Although sprains can occur in both the upper and lower parts of the body, the most common site is the ankle. Most ankle sprains happen when the foot turns inward as a person runs, turns, falls, or lands on the ankle after a jump. The knee is another common site for a sprain. A blow to the knee or a fall is often the cause; sudden twisting can also result in a sprain.

Sprains frequently occur at the wrist, when people fall and land on an outstretched hand. A sprain to the thumb is common in skiing and other sports. This injury often occurs when a ligament near the base of the thumb is torn. Typically, sprains occur when people fall and land on an outstretched arm, slide into a baseball base, land on the side of their foot, or twist a knee with the foot planted firmly on the ground.

Two common sites for a strain are the back and the hamstring muscle (located in the back of the thigh). Contact sports such as soccer, football, hockey, boxing, and wrestling put people at risk for strains.

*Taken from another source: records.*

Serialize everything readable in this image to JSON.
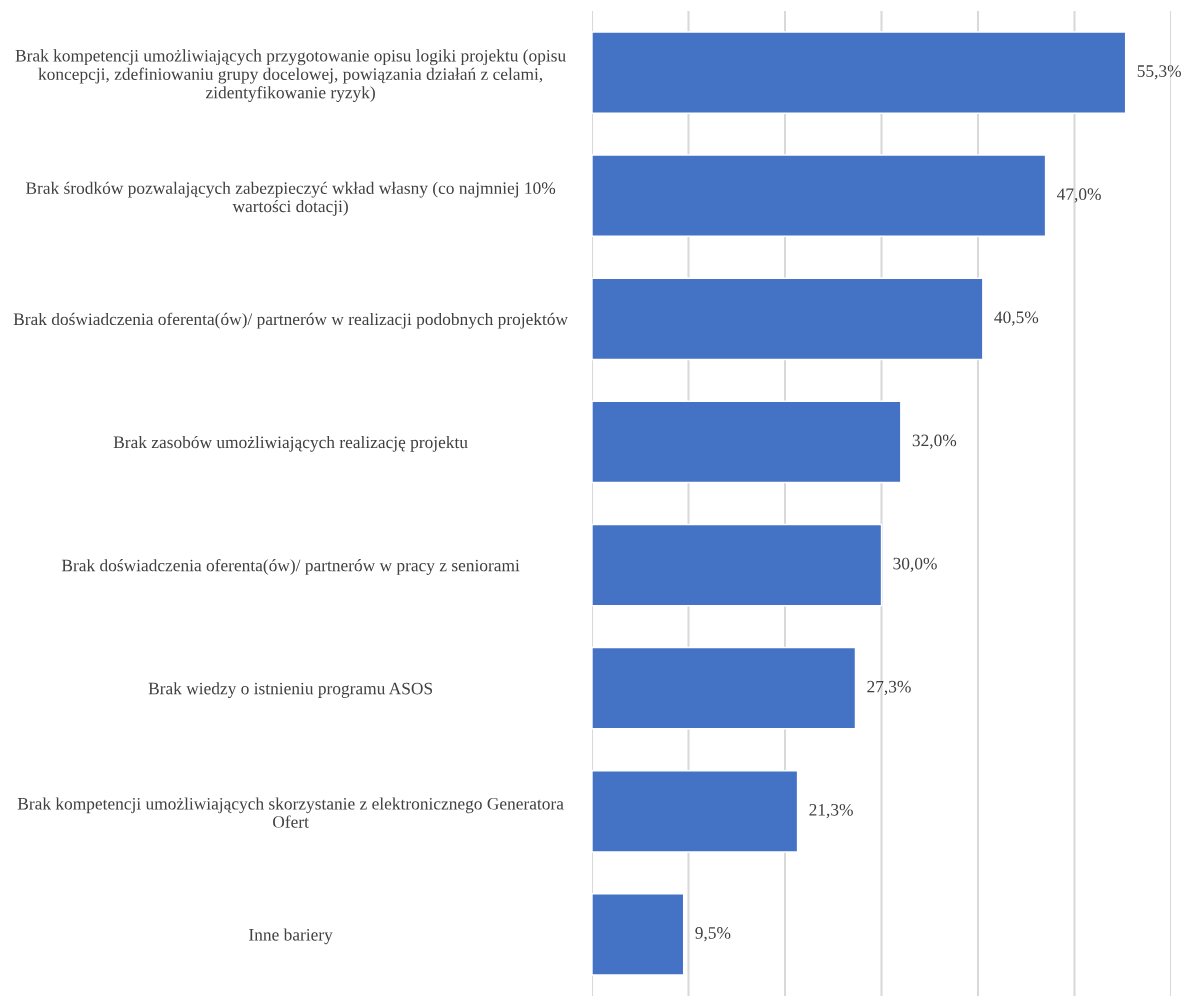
{
  "chart_data": {
    "type": "bar",
    "orientation": "horizontal",
    "categories": [
      "Brak kompetencji umożliwiających przygotowanie opisu logiki projektu (opisu koncepcji, zdefiniowaniu grupy docelowej, powiązania działań z celami, zidentyfikowanie ryzyk)",
      "Brak środków pozwalających zabezpieczyć wkład własny (co najmniej 10% wartości dotacji)",
      "Brak doświadczenia oferenta(ów)/ partnerów w realizacji podobnych projektów",
      "Brak zasobów umożliwiających realizację projektu",
      "Brak doświadczenia oferenta(ów)/ partnerów w pracy z seniorami",
      "Brak wiedzy o istnieniu programu ASOS",
      "Brak kompetencji umożliwiających skorzystanie z elektronicznego Generatora Ofert",
      "Inne bariery"
    ],
    "values": [
      55.3,
      47.0,
      40.5,
      32.0,
      30.0,
      27.3,
      21.3,
      9.5
    ],
    "value_labels": [
      "55,3%",
      "47,0%",
      "40,5%",
      "32,0%",
      "30,0%",
      "27,3%",
      "21,3%",
      "9,5%"
    ],
    "color": "#4472c4",
    "xlim": [
      0,
      60
    ],
    "xticks": [
      {
        "value": 0,
        "label": null
      },
      {
        "value": 10,
        "label": null
      },
      {
        "value": 20,
        "label": null
      },
      {
        "value": 30,
        "label": null
      },
      {
        "value": 40,
        "label": null
      },
      {
        "value": 50,
        "label": null
      },
      {
        "value": 60,
        "label": null
      }
    ],
    "grid": "x",
    "tick_labels": "y"
  }
}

Gymnastics, tennis, rowing, golf, and other sports that require extensive gripping can increase the risk of hand and forearm strains. Elbow strains sometimes occur in people who participate in racquet sports, throwing, and contact sports.

Follow the steps below to prevent sprains and strains:
-- run on even surfaces.
-- maintain a healthy weight.
-- wear shoes that fit properly.
-- do stretching exercises daily.
-- wear protective equipment when playing.
-- be in proper physical condition to play a sport.
-- avoid exercising or playing sports when tired or in pain.
-- maintain a healthy, well-balanced diet to keep muscles strong.
-- warm up and stretch before participating in any sport or exercise.
-- replace athletic shoes as soon as the tread wears out or the heel wears down on one side.
-- practice safety measures to help prevent falls. For example, keep stairways, walkways, yards, and driveways free of clutter; anchor scatter rugs; and salt or sand icy sidewalks and driveways in the winter.